Le mariage est célébré en grandes pompes. Pour vous donner un ordre d'idée, à côté d'eux, Clothilde Courau et Emmanuel Philibert de Savoie font figures de petits gueux. Donc tout va pour le mieux dans le meilleur des mondes. Sauf que voilà, le Pharaon avait besoin, pour gouverner, du soutien des prêtes qui ne l'aimaient pas du tout. Ben oui, les religieux agitaient facilement la populace, il valait mieux les avoir dans la poche ! Les prêtres à l'époque, étaient au Pharaon ce que le conseil constitutionnel est à la Présidence, ils se tirent dans les pattes, ils ne peuvent pas se piffrer, mais ça créer un équilibre.
Donc, la gourde au pieds mouillés devient Reine d'Égypte, (belle promotion !). De leur côté, les prêtres (dont le chef ressemble à Jean Louis Debré), manigancent l'assassinat de Metensouphis
pour remarier la Reine à un Prince qui leur serait plus favorable. L'affaire est entendue, lors d'une occasion particulière, une journée de fête, je crois (à moins que ce ne soit pour la barmisva d'un cousin peut-être?), les religieux ont tellement bien échauffés les esprits que le jeune monarque a à peine le temps de mettre un pied hors de son palais qu'il se fait pourfendre par la foule hystérique. Les Egyptiens, ils sont comme ça, ils gueulent pendant un temps, trop d'impôts, pas assez de pouvoir d'achat, alors pensez bien que le minet en jupette qui sort couvert de bijoux, fallait bien s'attendre à ce que ça brasse !Nitocris, se retrouve donc seule à la tête du pays. Elle apprend bien vite la traîtrise des prêtres mais décide de ne rien laisser paraître. Elle se la joue un peu diva en se disant :"Mes cocos, vous allez voir ce que vous allez voir !".

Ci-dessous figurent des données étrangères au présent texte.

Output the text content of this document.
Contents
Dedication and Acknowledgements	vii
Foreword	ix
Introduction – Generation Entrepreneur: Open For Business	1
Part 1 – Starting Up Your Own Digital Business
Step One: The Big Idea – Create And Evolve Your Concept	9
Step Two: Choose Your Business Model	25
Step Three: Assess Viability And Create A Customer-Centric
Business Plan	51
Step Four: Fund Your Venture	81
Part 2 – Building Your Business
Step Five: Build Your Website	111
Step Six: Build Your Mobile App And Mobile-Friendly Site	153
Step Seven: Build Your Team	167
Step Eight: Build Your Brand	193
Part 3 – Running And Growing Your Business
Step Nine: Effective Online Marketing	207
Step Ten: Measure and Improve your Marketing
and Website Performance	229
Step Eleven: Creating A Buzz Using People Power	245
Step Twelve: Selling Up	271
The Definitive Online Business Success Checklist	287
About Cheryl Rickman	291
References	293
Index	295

Pendant deux années, la jeune Pharaone serre les dents et gouverne pas trop mal dans la mesure ou elle n'était pas destiné à ça. Le peuple est content, c'est gagnant-gagnant, l'ordre juste et compagnie. Pendant ces deux années elle fit construire une gigantesque salle de banquet dans le sous-sol de son palais et fit construire un barrage à proximité prétextant une politique urbaine ambitieuse, bla, bla Panaf', bla, bla...
Vint le jour de l'inauguration de la salle des festivités. Elle invita beaucoup de dignitaires, dont tous, sans exception avaient un rapport plus ou moins lointain avec le complot qui mena Metensouphis à sa fin prématurée. Donc, tout le petit monde est là, chacun faisant son rond de jambe à Nitocris pour gagner ses faveurs et, soyons fous, devenir le nouveau Pharaon en l'épousant. Le grand prêtre (Jean-Louis Debré) qui fut le chef des conjurés est là aussi, le menton luisant parce qu'il a repris plusieurs fois de la tête de veau en vinaigrette. Passablement éméché, il fait un peu la grande gueule, "Ou elle est la Pharaone ?! Une femme à la tête de l'état, c'est n'importe quoi ! Pourquoi pas un ex mannequin pendant qu'on y est !". Bref, l'ambiance est électrique mais bientôt, tous auront compris la véritable raison de leur présence.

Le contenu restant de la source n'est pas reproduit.